All of the extreme KBOs that had been discovered prior to OSSOS and DES were from surveys that did not fully report their directional biases. So we do not know if all these KBOs were discovered in the same quadrant of the solar system because they are actually confined, or because no surveys searched deep enough in the other quadrants. We performed additional simulations that showed that if observations are made only in one season from one telescope, extreme KBOs will naturally only be discovered in one quadrant of the solar system.
Further testing the Planet Nine theory, we looked in detail at the orbits of all known “extreme” KBOs and found that all but the two highest pericentre KBOs can be explained by known physical effects. These two KBOs are outliers, but our previous detailed computer simulations of the Kuiper Belt, which included gravitational effects from Planet Nine, produced a set of “extreme” KBOs with pericentres smoothly ranging from 40 to over 100 AU.
These simulations predict that there should be many KBOs with pericentres as large as the two outliers, but also many KBOs with smaller pericentres, which should be much easier to detect.

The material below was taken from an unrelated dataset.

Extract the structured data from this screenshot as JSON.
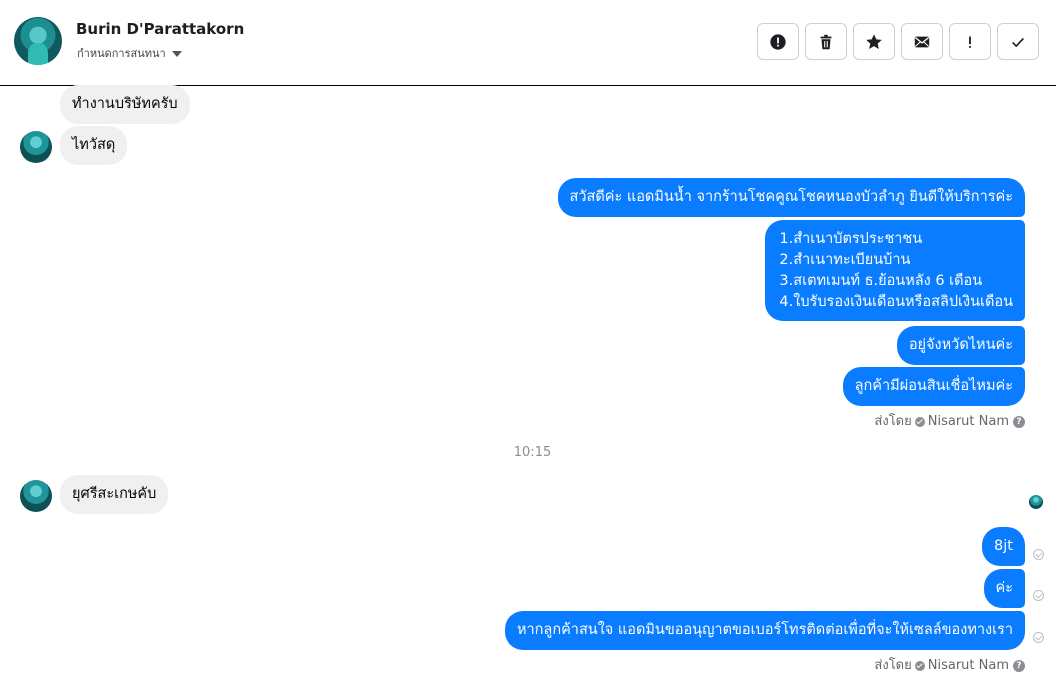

Why don’t the orbit discoveries match the predictions? The answer may be that the Planet Nine theory does not hold up to detailed observations.
Our observations with a careful survey have discovered KBOs that are not confined by Planet Nine, and our simulations show that the Kuiper Belt should contain different orbits than we observe if Planet Nine exists. Other theories must be invoked to explain the high-pericentre extreme KBOs, but there is no lack of proposed theories in the scientific literature.
Many beautiful and surprising objects remain to be discovered in the mysterious outer solar system, but I don’t believe that Planet Nine is one of them.